Celso Marconi
Partes de Corpo Animal

Não me preocupam as semelhanças. Claro que poderiam ser encontradas, tanto se penetrarmos na História ou mesmo olhando em volta para o panorama atual brasileiro. E Palhano não tenta esconder todas suas influências. E as declara, muito consciente. O que me preocupa é o específico. Saber até que ponto estamos diante de uma pintura que justifica a existência de um artista e de uma exposição individual.

Plínio Palhano não é um diletante. Esse trabalho que ele está apresentando agora, esses 38 quadros, são resultado de seis meses de pintura diária, das 7h às 18h, com rápido intervalo para o almoço. E isso me faz pensar numa integração entre o tema e o esforço de criação. Ao mesmo tempo que se dedica a retratar uma atividade o artista vive essa dedicação com a mesma têmpera do trabalhador que retrata. Para os quadros vai a violência do tema e também a violência da própria criação. E, me parece, a angústia de se integrar dentro do processo temático.

O tema é claro, sabido.
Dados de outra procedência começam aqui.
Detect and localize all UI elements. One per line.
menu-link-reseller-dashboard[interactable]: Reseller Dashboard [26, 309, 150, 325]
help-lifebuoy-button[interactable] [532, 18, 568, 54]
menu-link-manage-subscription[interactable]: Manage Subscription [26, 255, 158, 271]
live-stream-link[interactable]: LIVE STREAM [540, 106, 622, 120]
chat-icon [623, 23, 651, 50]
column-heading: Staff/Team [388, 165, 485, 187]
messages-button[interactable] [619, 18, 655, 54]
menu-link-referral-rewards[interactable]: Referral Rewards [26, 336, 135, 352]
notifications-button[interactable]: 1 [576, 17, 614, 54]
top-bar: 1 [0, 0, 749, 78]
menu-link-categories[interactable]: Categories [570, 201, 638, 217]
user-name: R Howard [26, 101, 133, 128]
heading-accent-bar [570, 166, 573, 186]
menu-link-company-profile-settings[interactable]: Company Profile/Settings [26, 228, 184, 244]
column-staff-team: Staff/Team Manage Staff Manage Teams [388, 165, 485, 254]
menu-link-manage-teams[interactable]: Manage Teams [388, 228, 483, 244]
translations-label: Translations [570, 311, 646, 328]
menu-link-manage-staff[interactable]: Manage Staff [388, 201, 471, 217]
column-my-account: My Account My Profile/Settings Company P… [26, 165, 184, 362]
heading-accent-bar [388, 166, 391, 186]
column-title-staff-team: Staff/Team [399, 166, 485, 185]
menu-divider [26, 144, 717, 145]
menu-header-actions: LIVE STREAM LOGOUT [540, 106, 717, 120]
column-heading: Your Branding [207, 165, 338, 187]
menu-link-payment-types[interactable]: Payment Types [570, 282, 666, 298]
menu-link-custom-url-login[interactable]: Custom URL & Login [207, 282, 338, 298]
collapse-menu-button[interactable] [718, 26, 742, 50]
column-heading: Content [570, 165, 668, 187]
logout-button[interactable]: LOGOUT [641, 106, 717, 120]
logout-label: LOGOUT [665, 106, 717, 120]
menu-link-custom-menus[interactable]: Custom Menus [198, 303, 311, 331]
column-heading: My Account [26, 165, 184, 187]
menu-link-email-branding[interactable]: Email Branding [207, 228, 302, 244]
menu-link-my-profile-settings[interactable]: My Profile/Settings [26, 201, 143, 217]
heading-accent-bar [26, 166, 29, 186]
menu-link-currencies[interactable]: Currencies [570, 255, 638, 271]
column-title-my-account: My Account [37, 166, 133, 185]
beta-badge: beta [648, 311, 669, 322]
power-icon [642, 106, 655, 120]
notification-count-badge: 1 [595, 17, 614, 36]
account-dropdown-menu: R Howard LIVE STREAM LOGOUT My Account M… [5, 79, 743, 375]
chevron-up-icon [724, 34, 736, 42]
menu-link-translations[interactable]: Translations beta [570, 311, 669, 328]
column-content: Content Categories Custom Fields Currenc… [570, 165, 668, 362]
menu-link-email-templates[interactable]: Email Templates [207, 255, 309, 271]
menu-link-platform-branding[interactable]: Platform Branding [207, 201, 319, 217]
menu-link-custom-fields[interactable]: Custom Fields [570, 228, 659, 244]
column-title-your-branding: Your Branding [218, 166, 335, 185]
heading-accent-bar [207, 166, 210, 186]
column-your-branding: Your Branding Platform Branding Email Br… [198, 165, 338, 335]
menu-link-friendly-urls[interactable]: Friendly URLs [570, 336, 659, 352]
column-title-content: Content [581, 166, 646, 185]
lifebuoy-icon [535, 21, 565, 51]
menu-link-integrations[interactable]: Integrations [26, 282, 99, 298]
Mas a linguagem de narração não tem a mesma obviedade. Chega bem próxima se não ao abstrato, pelo menos ao não figurativo. Forçando inclusive a uma compreensão da mostra integral, a uma leitura gestáltica e não quadro a quadro. Pede ao espectador o ver que engloba e não que separa. A ótica deve seguir a ordem da montagem. Dentro até mesmo de um ritmo. De tal forma como nasceu. E por isso mesmo os quadros foram saindo num ritmo de oito horas diárias de trabalho. Aqui também está a pressão que vem de dentro, que forçou o artista a recriar plasticamente um aspecto da vida.

E os quadros de Plínio Palhano são a anti-decoração. Nenhum deles fica lá, num espaço de parede, apenas compondo. Ele, quadro, interfere com o ambiente. Durante o tempo que durar essa mostra, tenho certeza, esses salões do Museu de Arte Contemporânea serão transformados num matadouro. Com o peso simbólico que a própria realidade exige. Um matadouro não apenas de bois, esquartejados; mas também de homens psíquico e fisicamente esquartejados.

Mais do que com as formas e volumes Plínio Palhano fixou com as cores ocre, azul, vermelho, em suas nuances, o clima angustiante em que todos vivemos, hoje. É a pintura em toda sua força de atualidade, recriada por Plínio.

Eu gostaria que essa mostra individual, que é a primeira de Plínio Palhano, fosse promovida não aqui no MAC/PE, mas sim pelo marchand Carlos Ranulpho, em sua galeria. E gostaria de ver, de parte, a reação desse público acostumado com uma arte consumível, decorativa. Seria, me parece, o estouro da boiada.